The law applies broadly to any organization developing, deploying, or operating AI systems within Vietnam — including foreign companies serving Vietnamese users. Technology firms, startups, financial institutions, hospitals, educational platforms, and government agencies all fall under its scope. Multinational companies with Vietnamese operations face new compliance obligations around data localization for sensitive AI training data and mandatory incident reporting. The law introduces tiered compliance timelines: high-risk sectors (finance, healthcare, education) have an 18-month grace period until September 2027 to achieve full compliance, while other sectors have 12 months until March 2027. Small and medium enterprises (SMEs) with fewer than 200 employees receive extended timelines and simplified reporting requirements, reflecting Vietnam's commitment to balancing regulation with its thriving startup ecosystem.

The law is built on five foundational principles: human-centric AI development that prioritizes safety and well-being; transparency and explainability in automated decision-making; fairness and non-discrimination in AI outputs; accountability through clear chains of responsibility from developers to deployers; and national security and data sovereignty protections. Vietnam's framework draws on elements of both the EU AI Act's risk-based approach and China's targeted AI regulations, while incorporating ASEAN-specific considerations around digital economic integration. The law establishes four risk tiers — minimal, limited, high, and unacceptable — with progressively stricter obligations. Prohibited AI applications include social scoring systems, real-time mass biometric surveillance without judicial authorization, and AI systems designed to exploit vulnerable populations. The framework also emphasizes AI literacy and workforce development as national priorities.

For businesses operating in Vietnam, the AI Law creates both compliance obligations and strategic opportunities. Companies deploying high-risk AI must appoint a designated AI compliance officer, maintain detailed documentation of training data and model decisions, and submit to periodic audits by MOST. Foreign technology providers must establish a local legal representative if they serve more than 100,000 Vietnamese users. However, the law also introduces significant incentives: tax breaks for AI research and development, streamlined licensing for AI companies operating in designated innovation zones, and government-backed funding for AI startups through the National AI Development Fund. Vietnam's regulatory sandbox allows companies to test new AI products with relaxed requirements for up to 24 months. The compliance cost is expected to be moderate for large enterprises but may challenge smaller firms, prompting the government to announce subsidized compliance consulting programs for SMEs in partnership with industry associations.

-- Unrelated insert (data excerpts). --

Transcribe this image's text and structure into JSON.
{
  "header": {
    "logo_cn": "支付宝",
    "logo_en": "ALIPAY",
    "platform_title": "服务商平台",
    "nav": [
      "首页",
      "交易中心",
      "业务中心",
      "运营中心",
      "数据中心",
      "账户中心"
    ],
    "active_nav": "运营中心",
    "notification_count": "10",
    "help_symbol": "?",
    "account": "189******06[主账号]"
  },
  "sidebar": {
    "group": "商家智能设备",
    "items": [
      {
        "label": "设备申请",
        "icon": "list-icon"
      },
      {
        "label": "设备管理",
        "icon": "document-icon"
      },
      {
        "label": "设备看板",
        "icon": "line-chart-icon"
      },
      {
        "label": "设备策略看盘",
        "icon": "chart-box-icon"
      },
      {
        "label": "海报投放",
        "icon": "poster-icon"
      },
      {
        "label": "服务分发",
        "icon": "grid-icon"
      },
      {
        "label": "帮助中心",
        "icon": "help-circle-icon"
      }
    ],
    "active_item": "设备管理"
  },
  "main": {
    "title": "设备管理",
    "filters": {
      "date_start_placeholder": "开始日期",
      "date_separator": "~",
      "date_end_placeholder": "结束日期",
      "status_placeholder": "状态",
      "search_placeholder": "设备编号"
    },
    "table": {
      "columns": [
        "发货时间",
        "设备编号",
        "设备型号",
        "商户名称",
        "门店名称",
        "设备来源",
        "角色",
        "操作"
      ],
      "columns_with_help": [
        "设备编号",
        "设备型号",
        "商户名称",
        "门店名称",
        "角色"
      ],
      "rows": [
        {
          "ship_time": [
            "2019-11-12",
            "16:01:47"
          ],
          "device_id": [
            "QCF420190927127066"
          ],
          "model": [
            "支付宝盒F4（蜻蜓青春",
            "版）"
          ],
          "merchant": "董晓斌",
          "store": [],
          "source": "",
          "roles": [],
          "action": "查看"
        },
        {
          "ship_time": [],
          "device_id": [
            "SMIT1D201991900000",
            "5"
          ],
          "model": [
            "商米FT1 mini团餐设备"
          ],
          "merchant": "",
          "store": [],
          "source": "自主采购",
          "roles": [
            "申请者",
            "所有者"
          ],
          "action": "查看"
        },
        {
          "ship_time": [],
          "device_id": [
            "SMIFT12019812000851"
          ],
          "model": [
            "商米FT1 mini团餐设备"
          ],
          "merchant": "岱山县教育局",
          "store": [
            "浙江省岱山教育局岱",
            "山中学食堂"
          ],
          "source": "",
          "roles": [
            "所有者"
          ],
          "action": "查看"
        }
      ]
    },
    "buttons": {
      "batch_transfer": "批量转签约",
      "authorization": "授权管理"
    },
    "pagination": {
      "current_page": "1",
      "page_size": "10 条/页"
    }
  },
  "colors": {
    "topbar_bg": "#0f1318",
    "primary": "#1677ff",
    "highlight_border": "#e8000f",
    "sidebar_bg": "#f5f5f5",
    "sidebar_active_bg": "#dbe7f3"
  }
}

Several developments will shape how Vietnam's AI governance evolves through 2026 and beyond. MOST is expected to release detailed implementing regulations and sector-specific guidelines by mid-2026, which will clarify compliance requirements for high-risk AI categories. The establishment of the National AI Committee's operational framework and enforcement mechanisms will signal how aggressively Vietnam intends to regulate. Watch for the first regulatory sandbox approvals, expected in Q3 2026, which will indicate the government's appetite for innovation-friendly implementation. Vietnam's approach to cross-border data flow requirements for AI training data — particularly how it balances data localization with international interoperability — will be closely watched by multinational companies. The country is also actively participating in ASEAN-level discussions on harmonized AI governance standards, and its domestic law may influence regional frameworks. Finally, enforcement actions after the March 2027 general compliance deadline will reveal whether Vietnam follows a collaborative or punitive regulatory approach.